Ironically, Kejriwal’s PGSY promise has come at a time when Imams of various mosques under the aegis of the Delhi State Waqf Board have been protesting against the Delhi government’s failure to pay them salaries for the past 17 months. These Imams, numbering around 250, are paid a monthly salary by the Delhi government as per a 1993 Supreme Court directive which had, at the time, considered the poor financial conditions of such clerics and held that the state must pay them remuneration to “ensure a life of dignity”.
It was Kejriwal who, as chief minister in the run-up to the 2020 Delhi Assembly polls, decided to hike the salaries for Imams from Rs 10,000 to Rs 18,000 per month – the same amount now being promised under PGSY. Maulana Sajid Rashidi, chief of the All India Imam Association, claims that while Kejriwal’s decision to hike the salary of Imams had mobilised Muslim support for the AAP in the 2020 elections, the “salary disbursal became erratic just a year later and then, since mid-2023, the salaries stopped getting credited.”
Where will money come from?
“For the past 17 months, no Imam has been paid a salary and now Kejriwal is going around promising salaries for Hindu and Sikh priests... When they don’t have money to even pay salaries that have for nearly 30 years been part of the official salary bill of the state government, how will they pay Hindu and Sikh priests? They are fooling Hindus and Sikhs for votes,” Rashidi told The Federal.
He added, “We are not against the Pujari Granthi Samman Yojna; those priests should definitely get paid but what we are asking is how will the government pay them when it has not been able to pay the same amount to us for the past 17 months even though our salary is accounted for in the state budget”.
The AAP has predictably maintained a studied silence on the protests by the Imams. The fiscal prudence and jugglery behind the PGSY aside, what is evident is that the AAP’s added outreach beyond Hindus this election season is to the Sikh community whose granthis Kejriwal promises to bring within the ambit of the Samman Yojna.
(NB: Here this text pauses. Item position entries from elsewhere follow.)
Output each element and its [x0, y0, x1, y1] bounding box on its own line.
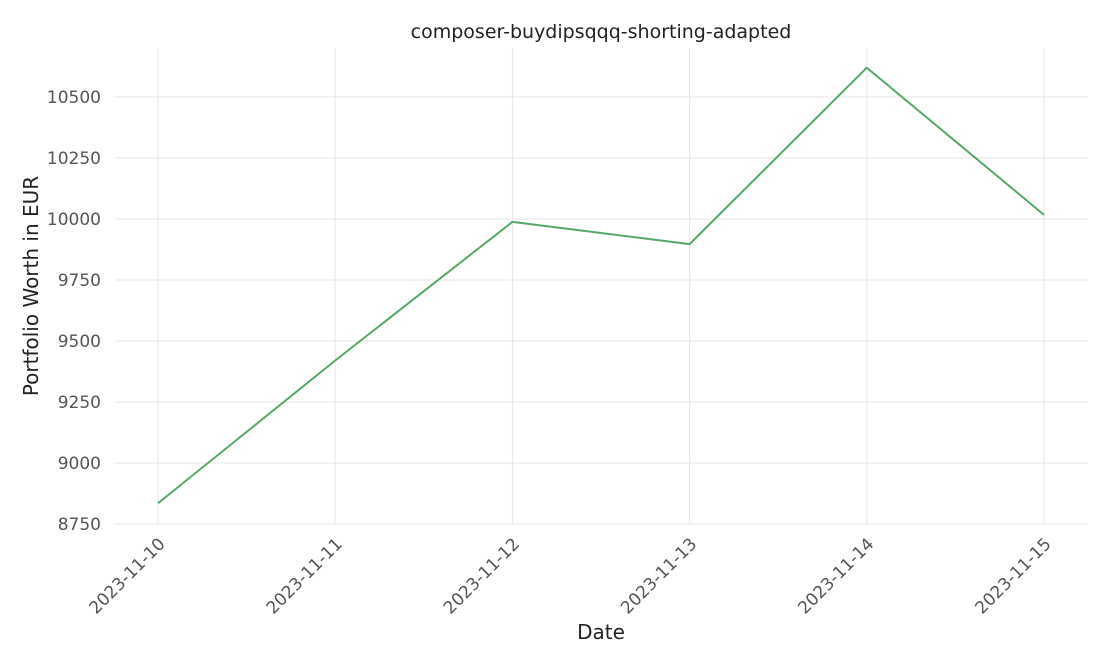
- y-tick-label: 9250: [58, 393, 101, 413]
- x-tick-label: 2023-11-15: [972, 534, 1056, 618]
- y-tick-label: 10250: [47, 149, 101, 169]
- y-tick-label: 9500: [58, 332, 101, 352]
- y-tick-label: 10500: [47, 88, 101, 108]
- x-tick-label: 2023-11-10: [86, 534, 170, 618]
- x-tick-label: 2023-11-13: [617, 534, 701, 618]
- y-tick-label: 8750: [58, 515, 101, 535]
- x-tick-label: 2023-11-11: [263, 534, 347, 618]
- x-tick-labels: 2023-11-10 2023-11-11 2023-11-12 2023-11-13…: [86, 534, 1056, 618]
- series-layer: [157, 66, 1045, 505]
- y-tick-label: 10000: [47, 210, 101, 230]
- x-axis-title: Date: [577, 620, 625, 644]
- y-tick-label: 9000: [58, 454, 101, 474]
- y-tick-label: 9750: [58, 271, 101, 291]
- x-tick-label: 2023-11-12: [440, 534, 524, 618]
- y-tick-labels: 8750 9000 9250 9500 9750 10000 10250 10500: [47, 88, 101, 535]
- series-line: [157, 66, 1045, 505]
- grid-layer: [115, 48, 1088, 525]
- chart-title: composer-buydipsqqq-shorting-adapted: [411, 21, 792, 43]
- y-axis-title: Portfolio Worth in EUR: [19, 176, 43, 396]
- x-tick-label: 2023-11-14: [794, 534, 878, 618]
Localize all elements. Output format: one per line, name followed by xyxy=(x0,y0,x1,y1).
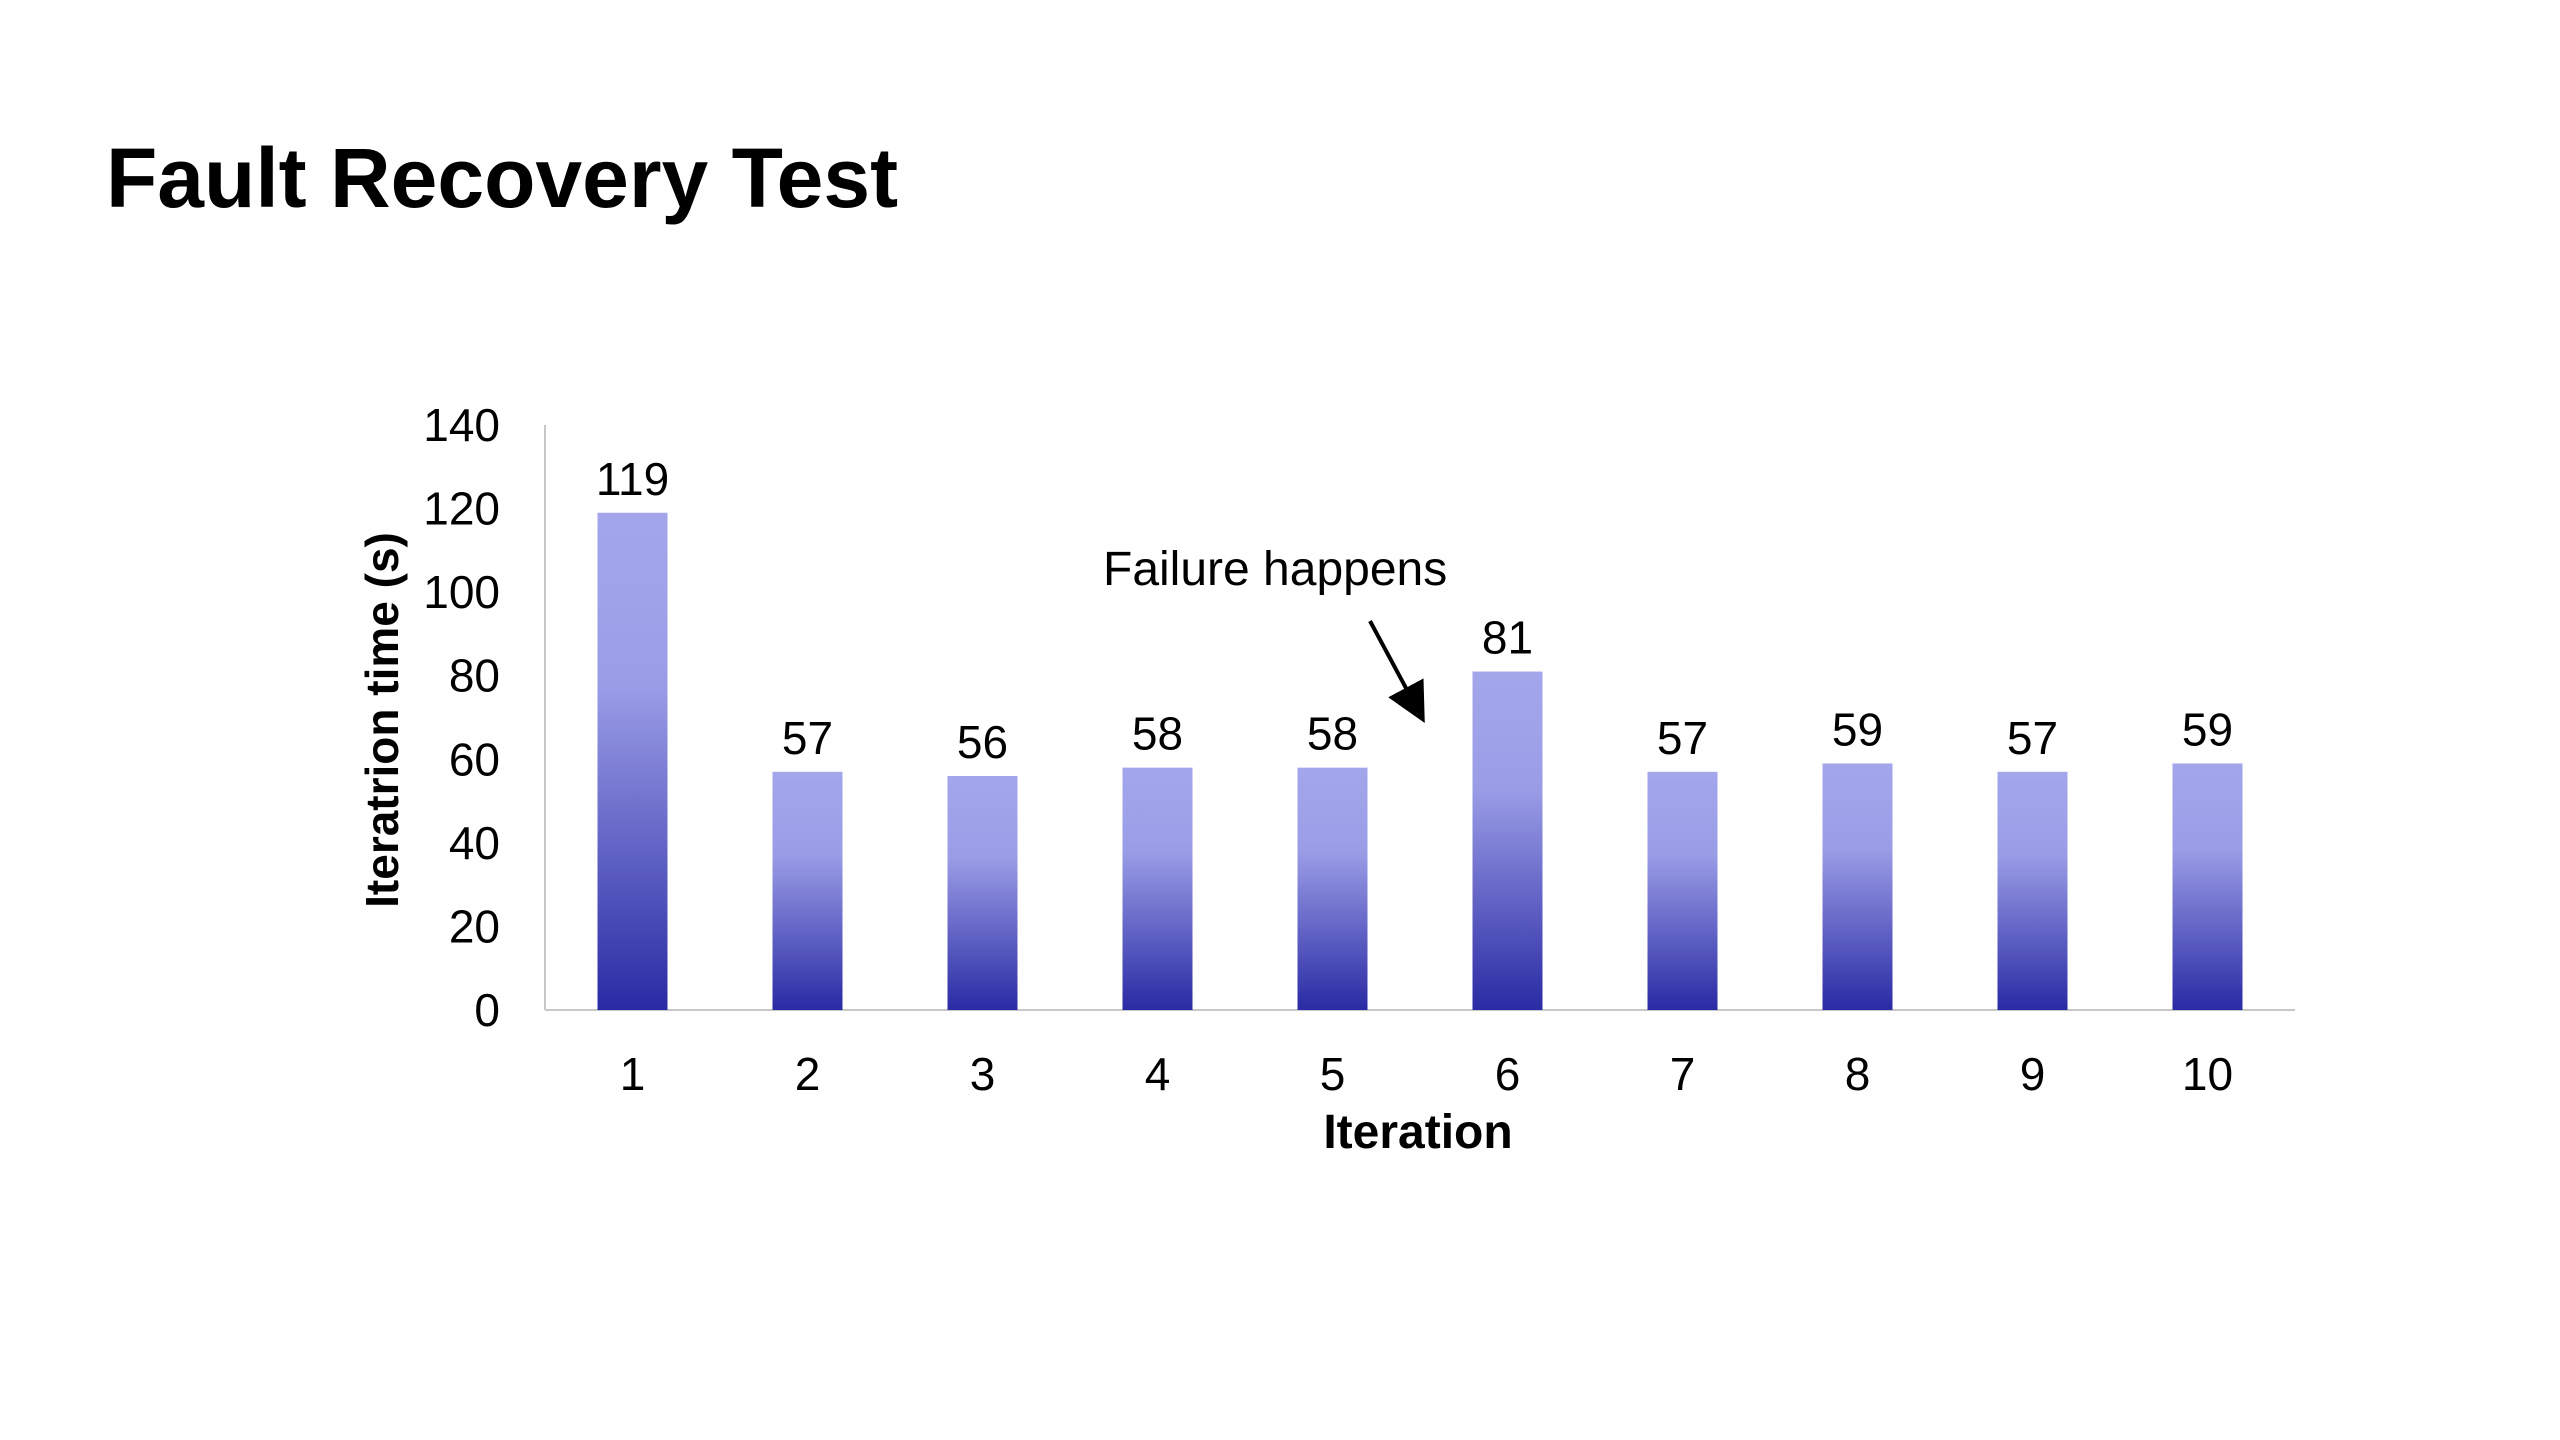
bar-value-label: 56 xyxy=(957,716,1008,768)
bar-value-label: 57 xyxy=(1657,712,1708,764)
y-tick-label: 140 xyxy=(423,399,500,451)
bar-value-label: 59 xyxy=(1832,703,1883,755)
y-tick-label: 80 xyxy=(449,650,500,702)
annotation-arrow xyxy=(1368,620,1425,724)
bar xyxy=(947,776,1018,1010)
bar xyxy=(1822,763,1893,1010)
slide-title: Fault Recovery Test xyxy=(106,131,899,225)
y-tick-label: 20 xyxy=(449,900,500,952)
bar xyxy=(772,771,843,1010)
y-axis-title: Iteratrion time (s) xyxy=(356,532,408,908)
x-tick-label: 1 xyxy=(620,1048,646,1100)
bar-value-label: 58 xyxy=(1307,708,1358,760)
x-tick-label: 3 xyxy=(970,1048,996,1100)
y-axis: 0 20 40 60 80 100 120 140 xyxy=(423,399,546,1036)
bar xyxy=(1647,771,1718,1010)
x-axis-title: Iteration xyxy=(1323,1106,1512,1159)
bar xyxy=(1997,771,2068,1010)
y-tick-label: 0 xyxy=(474,984,500,1036)
x-tick-label: 8 xyxy=(1845,1048,1871,1100)
bar-value-label: 58 xyxy=(1132,708,1183,760)
bar-value-label: 57 xyxy=(782,712,833,764)
x-tick-label: 10 xyxy=(2182,1048,2233,1100)
x-tick-label: 5 xyxy=(1320,1048,1346,1100)
x-tick-label: 4 xyxy=(1145,1048,1171,1100)
bar xyxy=(2172,763,2243,1010)
bar xyxy=(597,512,668,1010)
bars xyxy=(597,512,2243,1010)
bar xyxy=(1122,767,1193,1010)
y-tick-label: 60 xyxy=(449,733,500,785)
bar-value-label: 57 xyxy=(2007,712,2058,764)
x-tick-label: 9 xyxy=(2020,1048,2046,1100)
x-axis: 1 2 3 4 5 6 7 8 9 10 xyxy=(545,1009,2295,1100)
y-tick-label: 120 xyxy=(423,483,500,535)
bar xyxy=(1472,671,1543,1010)
y-tick-label: 100 xyxy=(423,566,500,618)
bar xyxy=(1297,767,1368,1010)
bar-value-label: 119 xyxy=(596,453,669,505)
data-labels: 119 57 56 58 58 81 57 59 57 59 xyxy=(596,453,2233,768)
x-tick-label: 6 xyxy=(1495,1048,1521,1100)
x-tick-label: 7 xyxy=(1670,1048,1696,1100)
annotation-text: Failure happens xyxy=(1103,543,1447,596)
bar-value-label: 81 xyxy=(1482,612,1533,664)
y-tick-label: 40 xyxy=(449,817,500,869)
x-tick-label: 2 xyxy=(795,1048,821,1100)
bar-value-label: 59 xyxy=(2182,703,2233,755)
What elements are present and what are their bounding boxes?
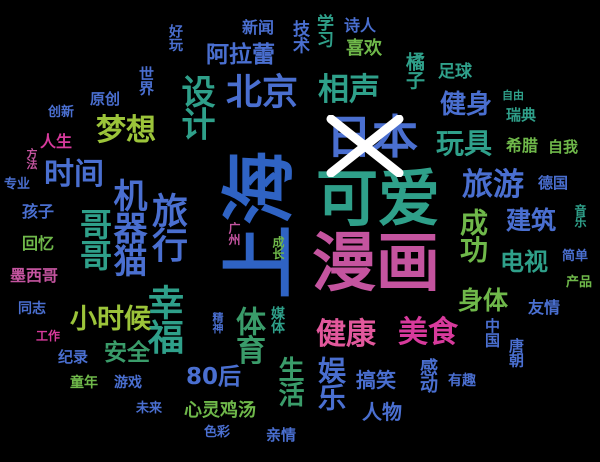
word-meishi: 美食 (398, 315, 458, 350)
word-ziyou: 自由 (502, 89, 524, 102)
word-80hou: 80后 (186, 364, 242, 390)
word-moxige: 墨西哥 (10, 266, 59, 285)
word-youqu: 有趣 (448, 373, 476, 389)
word-jiandan: 简单 (562, 249, 589, 264)
word-rensheng: 人生 (40, 132, 73, 151)
word-xinlingjitang: 心灵鸡汤 (184, 400, 256, 421)
word-beijing: 北京 (226, 72, 299, 113)
word-anquan: 安全 (104, 340, 150, 366)
word-xiaoshihou: 小时候 (70, 304, 151, 335)
word-jianshen: 健身 (440, 90, 493, 120)
word-yuanchuang: 原创 (90, 90, 121, 108)
word-gongzuo: 工作 (36, 329, 61, 343)
word-wanju: 玩具 (436, 127, 493, 160)
word-jianzhu: 建筑 (506, 206, 557, 235)
word-jiankang: 健康 (316, 317, 376, 352)
word-renwu: 人物 (362, 400, 402, 424)
word-jiqimao: 机器猫 (107, 178, 147, 276)
word-zhongguo: 中国 (483, 318, 501, 347)
word-mengxiang: 梦想 (96, 113, 156, 148)
word-chenggong: 成功 (456, 208, 489, 262)
word-yinyue: 音乐 (573, 204, 587, 228)
word-youqing: 友情 (528, 298, 561, 317)
word-shenti: 身体 (458, 286, 509, 315)
word-juzi: 橘子 (403, 52, 425, 89)
word-xila: 希腊 (506, 136, 539, 155)
word-jingshen: 精神 (211, 312, 224, 334)
word-yule: 娱乐 (314, 356, 347, 410)
cross-stroke-b (326, 115, 404, 177)
word-jishu: 技术 (289, 20, 309, 53)
word-ziwo: 自我 (548, 138, 579, 156)
word-tongnian: 童年 (70, 375, 98, 391)
word-xinwen: 新闻 (242, 18, 275, 37)
word-shiren: 诗人 (344, 16, 377, 35)
word-alalei: 阿拉蕾 (206, 42, 275, 68)
word-lvyou: 旅游 (462, 167, 524, 203)
word-chuangxin: 创新 (48, 105, 75, 120)
word-ruidian: 瑞典 (506, 106, 537, 124)
word-chengzhang: 成长 (271, 236, 285, 260)
word-chanpin: 产品 (566, 275, 593, 290)
word-jilu: 纪录 (58, 348, 89, 366)
word-tongzhi: 同志 (18, 301, 46, 317)
word-shijie: 世界 (137, 66, 155, 95)
word-deguo: 德国 (538, 174, 569, 192)
word-lvxing: 旅行 (146, 192, 187, 262)
word-shenghuo: 生活 (274, 356, 304, 406)
word-dianshi: 电视 (500, 248, 548, 276)
word-zuqiu: 足球 (438, 62, 472, 82)
word-haizi: 孩子 (22, 202, 55, 221)
word-guangzhou: 广州 (227, 222, 241, 246)
word-keai: 可爱 (316, 162, 441, 235)
word-meiti: 媒体 (269, 306, 285, 333)
word-gaoxiao: 搞笑 (356, 368, 396, 392)
word-secai: 色彩 (204, 425, 231, 440)
word-gandong: 感动 (417, 358, 438, 393)
cross-out-mark (326, 115, 404, 177)
word-tiyu: 体育 (230, 306, 265, 364)
word-shijian: 时间 (44, 157, 104, 192)
word-tangchao: 唐朝 (507, 338, 525, 367)
word-manhua: 漫画 (312, 227, 440, 301)
word-gege: 哥哥 (75, 208, 113, 270)
word-zhuanye: 专业 (4, 177, 31, 192)
word-weilai: 未来 (136, 401, 163, 416)
word-sheji: 设计 (175, 74, 215, 140)
word-xihuan: 喜欢 (346, 38, 382, 59)
word-youxi: 游戏 (114, 375, 142, 391)
word-haowan: 好玩 (167, 24, 183, 51)
word-huiyi: 回忆 (22, 234, 55, 253)
word-xuexi: 学习 (313, 14, 333, 47)
word-xingfu: 幸福 (142, 284, 183, 354)
word-xiangsheng: 相声 (318, 72, 380, 108)
word-fangfa: 方法 (25, 148, 38, 170)
word-qinqing: 亲情 (266, 426, 297, 444)
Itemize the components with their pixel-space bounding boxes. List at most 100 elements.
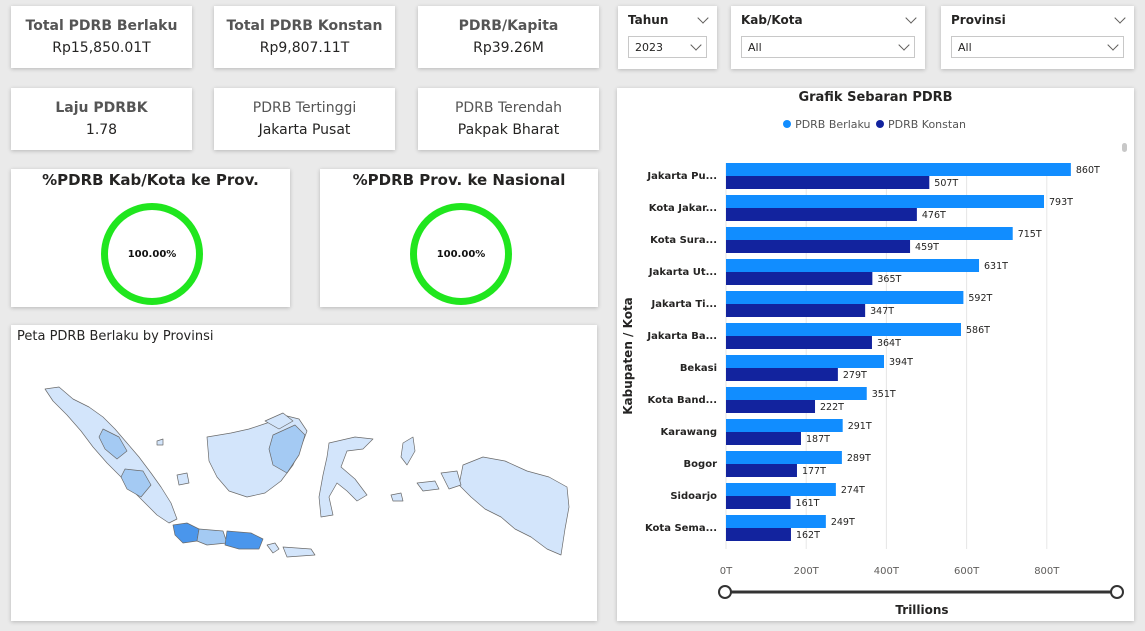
bar-berlaku[interactable] bbox=[726, 451, 842, 464]
x-tick-label: 0T bbox=[720, 566, 733, 577]
map-visual: Peta PDRB Berlaku by Provinsi bbox=[11, 325, 597, 621]
bar-konstan[interactable] bbox=[726, 304, 866, 317]
bar-berlaku[interactable] bbox=[726, 515, 826, 528]
tahun-dropdown[interactable]: 2023 bbox=[628, 36, 707, 58]
kpi-pdrb-tertinggi: PDRB Tertinggi Jakarta Pusat bbox=[214, 88, 395, 150]
map-title: Peta PDRB Berlaku by Provinsi bbox=[17, 329, 214, 344]
data-label: 592T bbox=[968, 293, 992, 304]
data-label: 394T bbox=[889, 357, 913, 368]
bar-konstan[interactable] bbox=[726, 464, 797, 477]
kpi-total-pdrb-berlaku: Total PDRB Berlaku Rp15,850.01T bbox=[11, 6, 192, 68]
indonesia-map[interactable] bbox=[11, 325, 597, 621]
legend-berlaku-dot bbox=[783, 120, 792, 128]
legend-berlaku-label[interactable]: PDRB Berlaku bbox=[795, 117, 871, 131]
bar-konstan[interactable] bbox=[726, 208, 917, 221]
category-label: Jakarta Ti... bbox=[651, 299, 717, 310]
bar-konstan[interactable] bbox=[726, 496, 791, 509]
kpi-label: PDRB/Kapita bbox=[458, 18, 559, 34]
gauge-value: 100.00% bbox=[436, 248, 486, 260]
bar-konstan[interactable] bbox=[726, 432, 801, 445]
gauge-title: %PDRB Kab/Kota ke Prov. bbox=[42, 171, 259, 189]
bar-chart-visual: Grafik Sebaran PDRB PDRB Berlaku PDRB Ko… bbox=[617, 88, 1134, 621]
bar-berlaku[interactable] bbox=[726, 195, 1044, 208]
bar-konstan[interactable] bbox=[726, 240, 911, 253]
bar-berlaku[interactable] bbox=[726, 291, 964, 304]
category-label: Kota Band... bbox=[648, 395, 718, 406]
data-label: 187T bbox=[806, 434, 830, 445]
bar-berlaku[interactable] bbox=[726, 163, 1071, 176]
bar-konstan[interactable] bbox=[726, 272, 873, 285]
map-region-jawa-timur bbox=[224, 530, 264, 550]
kpi-label: Total PDRB Berlaku bbox=[25, 18, 178, 34]
selected-value: 2023 bbox=[635, 40, 663, 54]
data-label: 291T bbox=[848, 421, 872, 432]
bar-berlaku[interactable] bbox=[726, 483, 836, 496]
map-region-papua bbox=[458, 456, 570, 556]
data-label: 222T bbox=[820, 402, 844, 413]
data-label: 507T bbox=[934, 178, 958, 189]
map-region-jawa-barat bbox=[172, 522, 200, 544]
provinsi-dropdown[interactable]: All bbox=[951, 36, 1124, 58]
bar-berlaku[interactable] bbox=[726, 259, 980, 272]
selected-value: All bbox=[958, 40, 972, 54]
category-label: Bekasi bbox=[680, 363, 717, 374]
chevron-down-icon bbox=[1107, 39, 1119, 51]
data-label: 715T bbox=[1018, 229, 1042, 240]
data-label: 793T bbox=[1049, 197, 1073, 208]
x-axis-title: Trillions bbox=[895, 603, 948, 617]
kpi-value: 1.78 bbox=[85, 122, 118, 138]
chevron-down-icon[interactable] bbox=[697, 12, 709, 24]
bar-konstan[interactable] bbox=[726, 528, 791, 541]
data-label: 162T bbox=[796, 530, 820, 541]
data-label: 364T bbox=[877, 338, 901, 349]
bar-konstan[interactable] bbox=[726, 368, 838, 381]
chart-legend: PDRB Berlaku PDRB Konstan bbox=[617, 117, 1134, 131]
map-region-kalimantan-timur bbox=[268, 424, 306, 474]
map-region-riau-kepulauan bbox=[156, 438, 164, 446]
kpi-value: Rp15,850.01T bbox=[52, 40, 151, 56]
legend-konstan-label[interactable]: PDRB Konstan bbox=[888, 117, 966, 131]
data-label: 365T bbox=[877, 274, 901, 285]
slicer-kab-kota: Kab/Kota All bbox=[731, 6, 925, 69]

This isn’t without electoral calculations.
Also read: Kejriwal asks RSS if it backs ‘BJP’s wrongdoings’; ‘stop lying’, party hits back
AAP’s Sikh outreach
The Sikhs have a sizeable presence across a dozen assembly segments of the national capital and, much like the Sikh-majority Punjab where the AAP won its first assembly election in 2022 by a landslide almost mirroring Delhi, the BJP has struggled, first against the Congress and now the AAP, to wrest these constituencies.
The loud protests AAP made against the Centre’s decision to have former Prime Minister Dr Manmohan Singh cremated at the Nigambodh Ghat last week instead of the Rashtriya Smriti Sthal, which is dedicated for funerals of former presidents, prime ministers and other departed “national leaders”, were, arguably, a precursor to the party’s latest Sikh outreach.
The AAP, sources said, did not want the Congress, which has also been slamming the BJP-led Centre over the disrespect shown to Dr Singh, to “gain in assembly segments with a sizeable Sikh vote in the aftermath of the controversy over the BJP’s alleged insult” to India’s first and only Sikh Prime Minister, who came from the Grand Old Party.